A plan by dozens of leftists to board en masse hareidim mehadrin bus lines, where there is separate seating for men and women, fizzled on Sunday when the hareidim chose not take buses in order to thwart the plan.

The plan was carried out by activists of the Yisrael Hofsheet (Be Free Israel) non-government organization. The members planned to board the busses around Israel to ensure that people are allowed to sit wherever they want.

Miki Gitzin, Be Free Israel’s Executive Director, rejected the idea that the hareidim’s religious values should be respected on public bus routes, thus making his group’s plan a provocation.

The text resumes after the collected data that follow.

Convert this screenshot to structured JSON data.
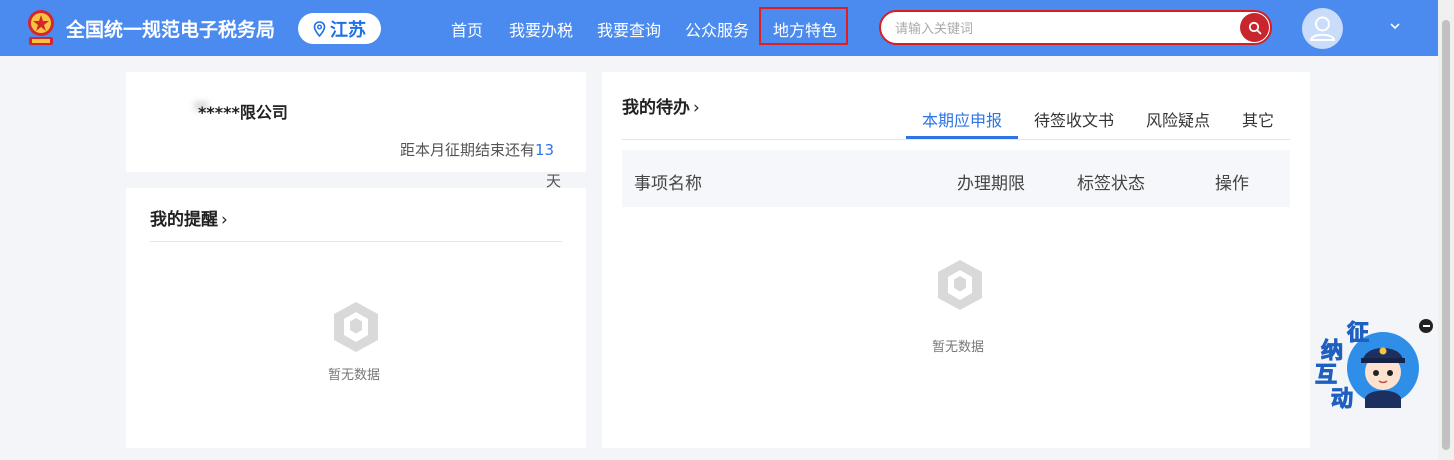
{
  "header": {
    "title": "全国统一规范电子税务局",
    "region": "江苏",
    "nav": [
      "首页",
      "我要办税",
      "我要查询",
      "公众服务",
      "地方特色"
    ],
    "search_placeholder": "请输入关键词",
    "colors": {
      "bar": "#4b8bef",
      "highlight": "#e02020",
      "search_button": "#c9252c"
    }
  },
  "company": {
    "name": "*****限公司",
    "deadline_text": "距本月征期结束还有",
    "deadline_days": "13",
    "deadline_unit": "天"
  },
  "reminders": {
    "title": "我的提醒",
    "empty_text": "暂无数据"
  },
  "todo": {
    "title": "我的待办",
    "tabs": [
      "本期应申报",
      "待签收文书",
      "风险疑点",
      "其它"
    ],
    "active_tab": 0,
    "columns": [
      "事项名称",
      "办理期限",
      "标签状态",
      "操作"
    ],
    "empty_text": "暂无数据"
  },
  "mascot": {
    "label": "征纳互动"
  }
}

“It’s quite clear that religious values have nothing to do with what’s going on here,” he said. “It’s a situation in which people go and become more and more extreme about certain issues. I think that as Israelis we should go out and say something against it.”

“If someone goes and sits in the back of a bus or in the front of a bus it’s his or her business,” Gitzin added. “But when people are violently attacked for these reasons, this is something we’ll never accept.”

The group’s plan fizzled when people in the hareidi community were told not to take buses at 5:00pm, when the activists were boarding the buses, so that they would not be a part of the group’s provocation.

Meanwhile, one of the bus drivers of the mehadrin routes pointed out in a conversation with Arutz Sheva that in most cases, the separate seating between men and women happens spontaneously – men and women naturally sit separately as they would in any other hareidi-religious event.

The driver added that nobody tells anybody where they should sit, and if someone does comment and tells a couple they shouldn’t sit together, that is the exception and not the rule.